During training, neon will output the total sum of the multiclass cross entropy function over ever pixel. These values can be large since they are not normalized or averaged over the number of pxiels in the image. Also, at the end of every epoch, the cross entropy of over the validation set will be printed.
After 650 epochs of training, the network should reach ~9000 training cost and ~80% pixel classification accuracy.
After fitting, the segnet_neon.py
script will run inference on the images in the test and
validation sets and save the results to a pickle file named outputs.pkl
. The script in
[./check_outputs.py] shows how to view these results. The scripts generates the model,
loads the weights from a saved checkpoint file and run inference on the test data set.
It will display in a plot window the ground truth and segnet outputs for each image, one
by one. The terminal will display the pixel-wise accuracy percentage of the classification.
To run the script requires the path to the CamVid data set (same as that used above in the
fit command) and the path to a serialized segnet model file:
python check_outputs.py /usr/local/data/evren/CamVid/ run2/segnet_train_out_649.prm outputs/
PNG images will be saved to the outputs/ directory with the comparison between the segnets output and the ground truth. For example:
Note that currently the model layers need to be regenerated to load the trained weights, the model can not be deserialized directly from the serialized file for this model.
We recommend users first run the model with the CamVid dataset to check that the model is
set up correctly. To place in the root directory several index files in CSV format:
test_images.csv
, train_images.csv
, and val_images.csv
. Each CSV file contains a
header line, and each subsequent row contains a pair of input and annotation images.

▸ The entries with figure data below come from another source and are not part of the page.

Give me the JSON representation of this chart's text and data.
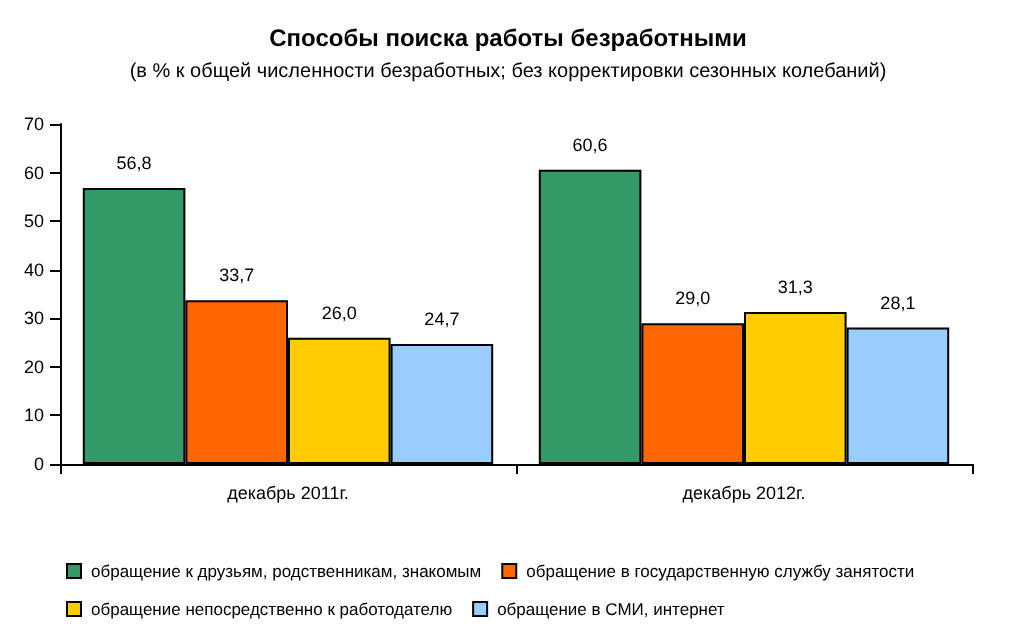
{
  "chart_data": {
    "type": "bar",
    "title": "Способы поиска работы безработными",
    "subtitle": "(в % к общей численности безработных; без корректировки сезонных колебаний)",
    "categories": [
      "декабрь 2011г.",
      "декабрь 2012г."
    ],
    "series": [
      {
        "name": "обращение к друзьям, родственникам, знакомым",
        "color": "#339966",
        "values": [
          56.8,
          60.6
        ],
        "value_labels": [
          "56,8",
          "60,6"
        ]
      },
      {
        "name": "обращение в государственную службу занятости",
        "color": "#ff6600",
        "values": [
          33.7,
          29.0
        ],
        "value_labels": [
          "33,7",
          "29,0"
        ]
      },
      {
        "name": "обращение непосредственно к работодателю",
        "color": "#ffcc00",
        "values": [
          26.0,
          31.3
        ],
        "value_labels": [
          "26,0",
          "31,3"
        ]
      },
      {
        "name": "обращение в СМИ, интернет",
        "color": "#99ccff",
        "values": [
          24.7,
          28.1
        ],
        "value_labels": [
          "24,7",
          "28,1"
        ]
      }
    ],
    "ylim": [
      0,
      70
    ],
    "yticks": [
      0,
      10,
      20,
      30,
      40,
      50,
      60,
      70
    ],
    "grid": false,
    "legend": "bottom"
  }
}
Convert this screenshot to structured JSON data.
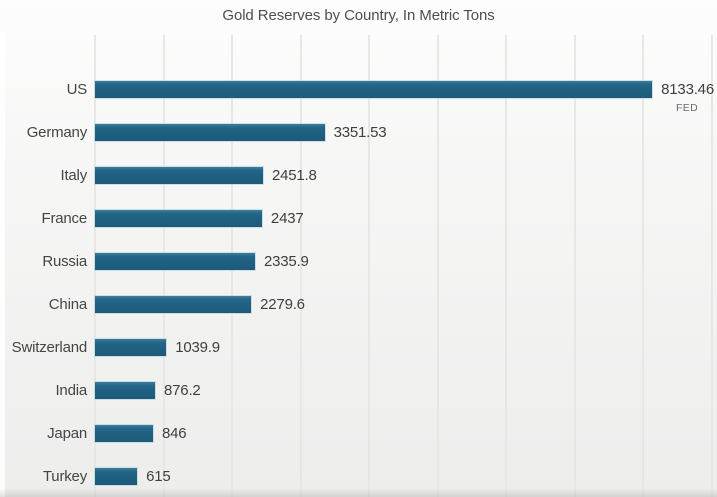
{
  "chart_data": {
    "type": "bar",
    "orientation": "horizontal",
    "title": "Gold Reserves by Country, In Metric Tons",
    "unit": "Metric Tons",
    "categories": [
      "US",
      "Germany",
      "Italy",
      "France",
      "Russia",
      "China",
      "Switzerland",
      "India",
      "Japan",
      "Turkey"
    ],
    "values": [
      8133.46,
      3351.53,
      2451.8,
      2437,
      2335.9,
      2279.6,
      1039.9,
      876.2,
      846,
      615
    ],
    "value_labels": [
      "8133.46",
      "3351.53",
      "2451.8",
      "2437",
      "2335.9",
      "2279.6",
      "1039.9",
      "876.2",
      "846",
      "615"
    ],
    "annotation": {
      "text": "FED",
      "attached_to": "US"
    },
    "xlim": [
      0,
      9000
    ],
    "gridline_interval": 1000,
    "grid": true,
    "legend": "none",
    "bar_color": "#1f5f80",
    "gridline_color": "#e7e7e6",
    "title_color": "#4e4e4e",
    "label_color": "#454545"
  }
}
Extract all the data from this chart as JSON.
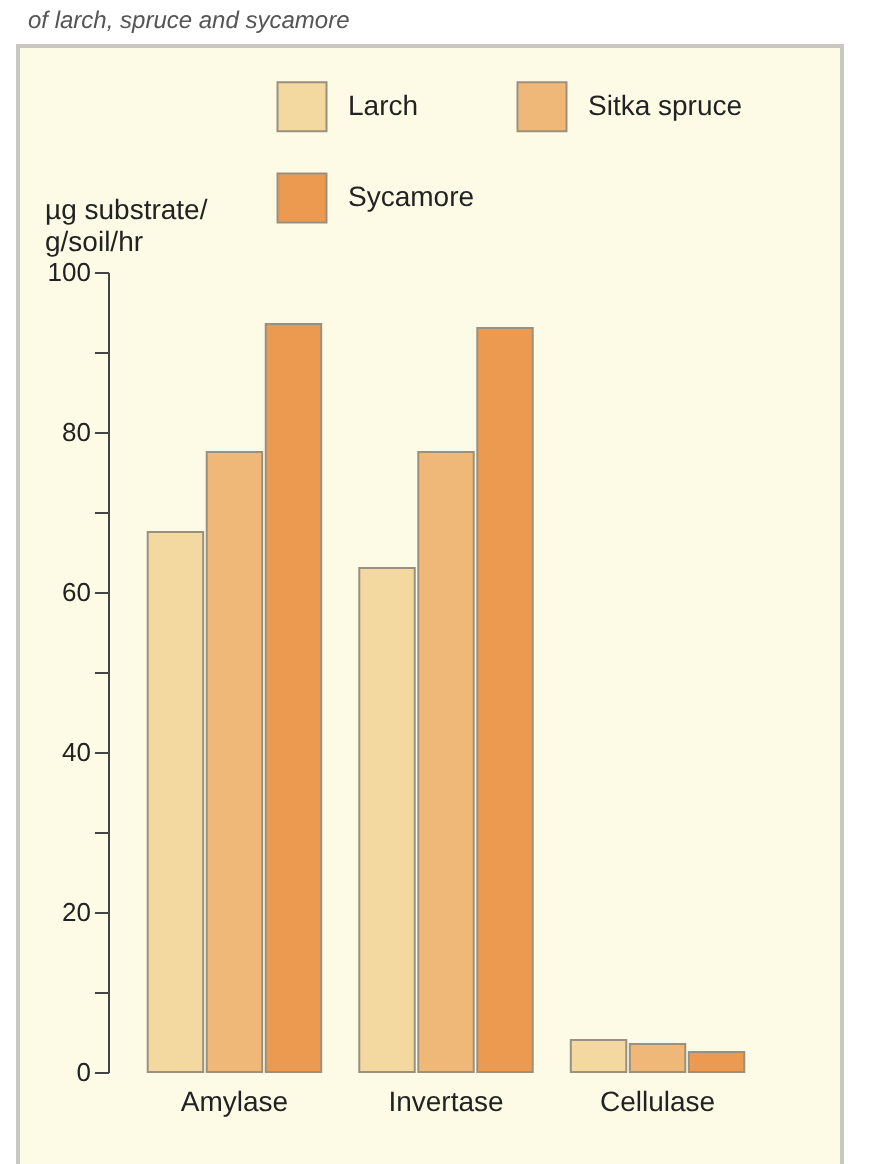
{
  "chart_data": {
    "type": "bar",
    "title": "of larch, spruce and sycamore",
    "ylabel": "µg substrate/\ng/soil/hr",
    "categories": [
      "Amylase",
      "Invertase",
      "Cellulase"
    ],
    "series": [
      {
        "name": "Larch",
        "color": "#f3d9a0",
        "values": [
          67.5,
          63,
          4
        ]
      },
      {
        "name": "Sitka spruce",
        "color": "#f0b878",
        "values": [
          77.5,
          77.5,
          3.5
        ]
      },
      {
        "name": "Sycamore",
        "color": "#eb9a50",
        "values": [
          93.5,
          93,
          2.5
        ]
      }
    ],
    "ylim": [
      0,
      100
    ],
    "yticks": [
      0,
      {
        "value": 10,
        "label": null
      },
      20,
      {
        "value": 30,
        "label": null
      },
      40,
      {
        "value": 50,
        "label": null
      },
      60,
      {
        "value": 70,
        "label": null
      },
      80,
      {
        "value": 90,
        "label": null
      },
      100
    ],
    "grid": false,
    "legend": "top right"
  }
}
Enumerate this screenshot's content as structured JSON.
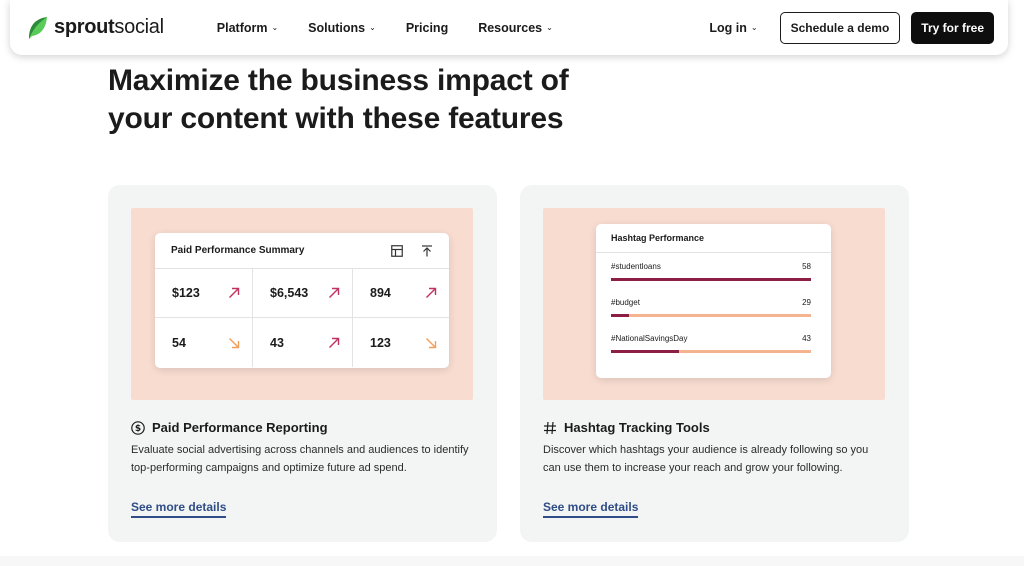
{
  "brand": {
    "name_bold": "sprout",
    "name_light": "social",
    "logo_icon": "sprout-leaf-icon",
    "accent": "#59cb59"
  },
  "nav": {
    "links": [
      {
        "label": "Platform",
        "has_dropdown": true
      },
      {
        "label": "Solutions",
        "has_dropdown": true
      },
      {
        "label": "Pricing",
        "has_dropdown": false
      },
      {
        "label": "Resources",
        "has_dropdown": true
      }
    ],
    "login": "Log in",
    "demo_button": "Schedule a demo",
    "try_button": "Try for free"
  },
  "page": {
    "heading_line1": "Maximize the business impact of",
    "heading_line2": "your content with these features"
  },
  "cards": [
    {
      "title": "Paid Performance Reporting",
      "icon": "dollar-circle-icon",
      "description": "Evaluate social advertising across channels and audiences to identify top-performing campaigns and optimize future ad spend.",
      "link": "See more details",
      "widget": {
        "title": "Paid Performance Summary",
        "icons": [
          "table-icon",
          "export-icon"
        ],
        "cells": [
          {
            "value": "$123",
            "trend": "up"
          },
          {
            "value": "$6,543",
            "trend": "up"
          },
          {
            "value": "894",
            "trend": "up"
          },
          {
            "value": "54",
            "trend": "down"
          },
          {
            "value": "43",
            "trend": "up"
          },
          {
            "value": "123",
            "trend": "down"
          }
        ]
      }
    },
    {
      "title": "Hashtag Tracking Tools",
      "icon": "hash-icon",
      "description": "Discover which hashtags your audience is already following so you can use them to increase your reach and grow your following.",
      "link": "See more details",
      "widget": {
        "title": "Hashtag Performance",
        "rows": [
          {
            "tag": "#studentloans",
            "count": "58",
            "fill": 1.0
          },
          {
            "tag": "#budget",
            "count": "29",
            "fill": 0.09
          },
          {
            "tag": "#NationalSavingsDay",
            "count": "43",
            "fill": 0.34
          }
        ]
      }
    }
  ],
  "colors": {
    "up_arrow": "#c0325f",
    "down_arrow": "#f0a05a",
    "bar_fill": "#8c1d45",
    "bar_track": "#f3b48f",
    "link": "#2f4d86",
    "visual_bg": "#f8dcd0"
  }
}
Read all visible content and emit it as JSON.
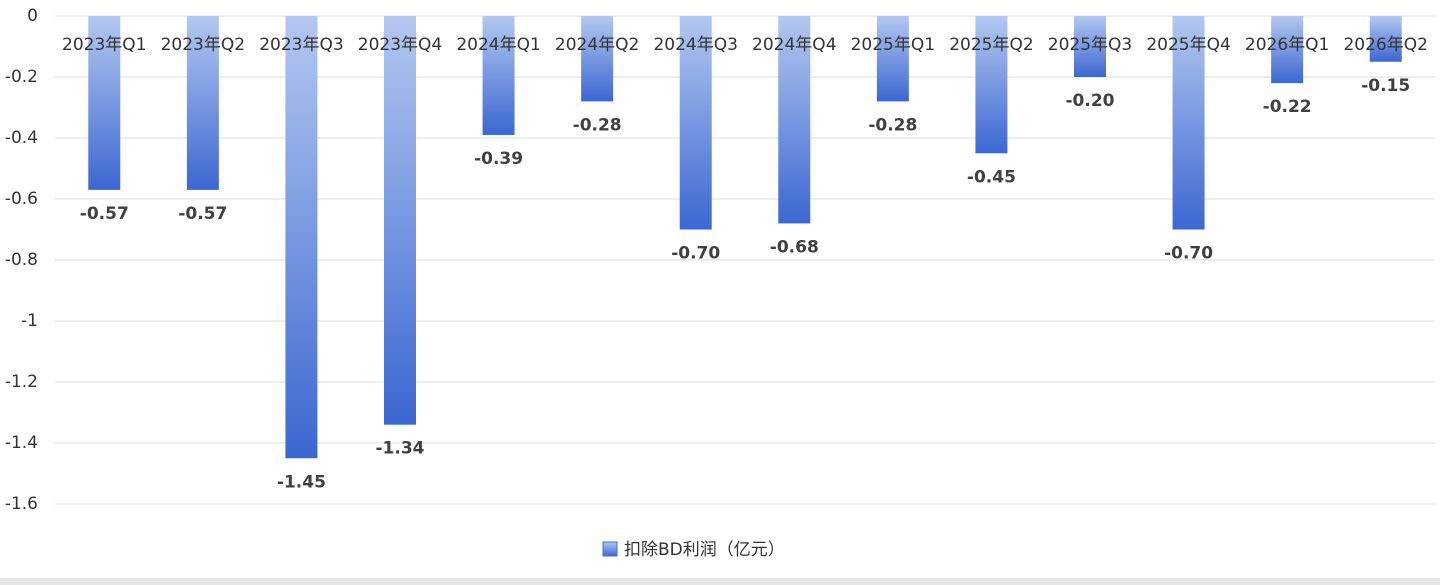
{
  "chart_data": {
    "type": "bar",
    "categories": [
      "2023年Q1",
      "2023年Q2",
      "2023年Q3",
      "2023年Q4",
      "2024年Q1",
      "2024年Q2",
      "2024年Q3",
      "2024年Q4",
      "2025年Q1",
      "2025年Q2",
      "2025年Q3",
      "2025年Q4",
      "2026年Q1",
      "2026年Q2"
    ],
    "series": [
      {
        "name": "扣除BD利润（亿元）",
        "color": "#4472c4",
        "values": [
          -0.57,
          -0.57,
          -1.45,
          -1.34,
          -0.39,
          -0.28,
          -0.7,
          -0.68,
          -0.28,
          -0.45,
          -0.2,
          -0.7,
          -0.22,
          -0.15
        ],
        "value_labels": [
          "-0.57",
          "-0.57",
          "-1.45",
          "-1.34",
          "-0.39",
          "-0.28",
          "-0.70",
          "-0.68",
          "-0.28",
          "-0.45",
          "-0.20",
          "-0.70",
          "-0.22",
          "-0.15"
        ]
      }
    ],
    "ylim": [
      -1.6,
      0
    ],
    "yticks": [
      0,
      -0.2,
      -0.4,
      -0.6,
      -0.8,
      -1,
      -1.2,
      -1.4,
      -1.6
    ],
    "grid": true,
    "legend": "bottom"
  }
}
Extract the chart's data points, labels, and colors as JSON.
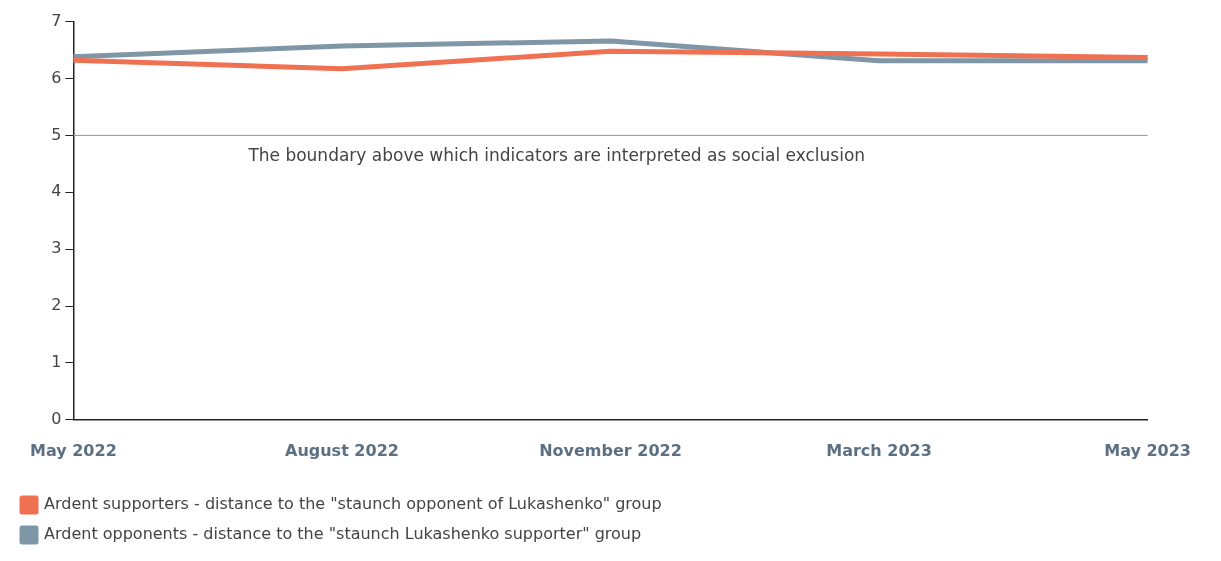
{
  "chart_data": {
    "type": "line",
    "categories": [
      "May 2022",
      "August 2022",
      "November 2022",
      "March 2023",
      "May 2023"
    ],
    "series": [
      {
        "name": "Ardent supporters - distance to the \"staunch opponent of Lukashenko\" group",
        "color": "#f07052",
        "values": [
          6.32,
          6.17,
          6.48,
          6.43,
          6.37
        ]
      },
      {
        "name": "Ardent opponents - distance to the \"staunch Lukashenko supporter\" group",
        "color": "#7f96a6",
        "values": [
          6.38,
          6.57,
          6.66,
          6.31,
          6.31
        ]
      }
    ],
    "ylim": [
      0,
      7
    ],
    "yticks": [
      0,
      1,
      2,
      3,
      4,
      5,
      6,
      7
    ],
    "ref_lines": [
      {
        "axis": "y",
        "value": 5,
        "label": "The boundary above which indicators are interpreted as social exclusion",
        "color": "#7f96a6"
      }
    ],
    "grid": false,
    "legend": "bottom",
    "marker": "none",
    "line_style": "solid"
  }
}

For example:
image, labels
/usr/local/data/test/0001.png,/usr/local/data/testannot/0001_annot.png
/usr/local/data/test/0002.png,/usr/local/data/testannot/0002_annot.png
/usr/local/data/test/0003.png,/usr/local/data/testannot/0003_annot.png
/usr/local/data/test/0004.png,/usr/local/data/testannot/0004_annot.png
/usr/local/data/test/0005.png,/usr/local/data/testannot/0005_annot.png
Ensure that:
- All image sizes are powers of 2 (e.g. 256 x 512).
- The annotation images are grayscale, where each pixel contains an integer from 0 to NUM_CLASSES
- If using images larger than 256 x 512, try adjusting the batch size to reduce memory consumption.
Use the following command line arguments to customize SegNet to your problem:
--num_classes
: Number of classes in your annotation image (default: 12)--height
: Height of the input images--width
: Width of the input images
Note that the hyperparameters of the model (learning rate, number of channels, depth) are not optimized and should be tuned to reach maximal performance on your dataset.
To benchmark the model use the command:
python segnet_neon.py --bench
Machine and GPU specs:
Intel(R) Core(TM) i7-4790 CPU @ 3.60GHz
Ubuntu 14.04.2 LTS
GPU: GeForce GTX TITAN X
CUDA Driver Version 7.0
Runtimes:
-----------------------------
| Func | Mean |
-----------------------------
| fprop | 108.95 ms |
| bprop | 193.27 ms |
------------- -------------
| iteration | 302.22 ms |
-----------------------------
The upsampling layer implementation has only been tested with non-noverlapping 2x2 kernels. To make sure the pooling and upsampling pairs size the network properly and the pooling layer max pixel indicies are applied correctly by the upsampling layer, only image with dimensions that are powers of two are supported. Also the image dimensions need to be larger than 2^N where N is total downsampling of the input image (i.e. N is the number of 2x2 pooling layers in the encoder of the model).
There is no CPU backend support for this model, it requires a Maxwell class GPU.